993 pregnant women were recruited from three antenatal clinics in Shurugwi, a district in central Zimbabwe, and received either 960 mg of the drug or a placebo daily. The participants received regular antenatal care during their pregnancies and data regarding their birth outcomes were recorded.
The study, published today in the New England Journal of Medicine, found that although birthweight did not differ significantly between the two groups, the trimethoprim–sulfamethoxazole group showed a 40% reduction in the proportion of preterm births, compared to the placebo group. Overall, 6.9% of mothers receiving the drug had babies born preterm, compared to 11.5% of mothers receiving the placebo, and no women receiving antibiotics had babies born prior to 28 weeks. For babies born to a small group of 131 women with HIV, the reduction in premature births was especially marked, with only 2% of births in the trimethoprim–sulfamethoxazole group preterm, as compared with 14% in the placebo group. Babies exposed to antibiotics during pregnancy also showed a 177 gram increase in their birth weight.
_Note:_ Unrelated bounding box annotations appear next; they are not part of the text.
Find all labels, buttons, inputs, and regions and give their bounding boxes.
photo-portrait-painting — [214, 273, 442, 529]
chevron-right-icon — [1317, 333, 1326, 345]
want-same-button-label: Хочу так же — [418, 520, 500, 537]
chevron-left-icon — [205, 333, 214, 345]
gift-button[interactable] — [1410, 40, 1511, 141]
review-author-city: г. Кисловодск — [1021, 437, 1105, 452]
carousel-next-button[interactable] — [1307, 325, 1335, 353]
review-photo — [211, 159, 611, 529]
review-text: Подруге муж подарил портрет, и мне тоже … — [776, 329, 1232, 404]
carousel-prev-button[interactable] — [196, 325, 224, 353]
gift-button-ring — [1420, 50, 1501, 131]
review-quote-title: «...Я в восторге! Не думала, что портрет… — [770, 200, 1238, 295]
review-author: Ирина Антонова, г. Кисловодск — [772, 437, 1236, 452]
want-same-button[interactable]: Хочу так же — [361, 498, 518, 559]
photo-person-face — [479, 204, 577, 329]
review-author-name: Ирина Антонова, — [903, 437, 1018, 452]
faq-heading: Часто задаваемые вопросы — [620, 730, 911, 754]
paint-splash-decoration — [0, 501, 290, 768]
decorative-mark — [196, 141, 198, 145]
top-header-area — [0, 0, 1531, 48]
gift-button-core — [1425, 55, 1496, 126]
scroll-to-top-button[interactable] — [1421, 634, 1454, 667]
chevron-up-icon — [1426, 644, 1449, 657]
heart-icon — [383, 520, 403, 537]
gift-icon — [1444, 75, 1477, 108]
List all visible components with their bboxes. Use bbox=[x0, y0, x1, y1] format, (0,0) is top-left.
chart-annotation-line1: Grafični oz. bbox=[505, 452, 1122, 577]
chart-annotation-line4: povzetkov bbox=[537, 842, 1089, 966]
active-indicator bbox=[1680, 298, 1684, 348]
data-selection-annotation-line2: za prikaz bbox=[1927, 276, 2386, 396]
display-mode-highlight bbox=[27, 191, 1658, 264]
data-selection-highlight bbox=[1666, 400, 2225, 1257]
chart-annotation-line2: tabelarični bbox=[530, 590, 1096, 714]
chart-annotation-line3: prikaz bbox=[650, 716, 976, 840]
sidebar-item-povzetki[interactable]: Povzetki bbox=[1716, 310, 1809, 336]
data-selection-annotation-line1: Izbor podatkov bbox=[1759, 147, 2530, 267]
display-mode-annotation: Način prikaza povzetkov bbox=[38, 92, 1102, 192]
Bernard Chasekwa, first author, said: "Our trial, conducted within routine antenatal care and enrolling women predominantly from rural areas, showed that trimethoprim-sulfamethoxazole did not improve birthweight, which was our main outcome. However, there was an intriguing suggestion that it may have improved the length of pregnancy and reduced the proportion of preterm births. We now need to repeat this trial in different settings around the world to see whether antibiotics during pregnancy can help reduce the risk of prematurity."
Professor Andrew Prendergast, Professor of Paediatric Infection and Immunology at Queen Mary, said: "Our findings suggest that a low-cost, daily antibiotic, in a setting where infections like HIV are common, might reduce the risk of preterm births. We desperately need new strategies to prevent preterm births, which are the leading cause of under-5 child mortality. If we can confirm in other trials that trimethoprim-sulfamethoxazole reduces the risk of babies being born too soon, it would be a promising new approach to help newborns survive and thrive."
Sophie Hawksworth, Senior Manager of Clinical Discovery Research at Wellcome, said: "If we are to reduce child mortality globally, it is critical to reduce the risk of preterm births, especially in areas with limited access to neonatal intensive care units and resources. This is a promising study and whilst the primary outcome of birthweight was unaffected in the trial, the prospect that this treatment prevents preterm births warrants further study."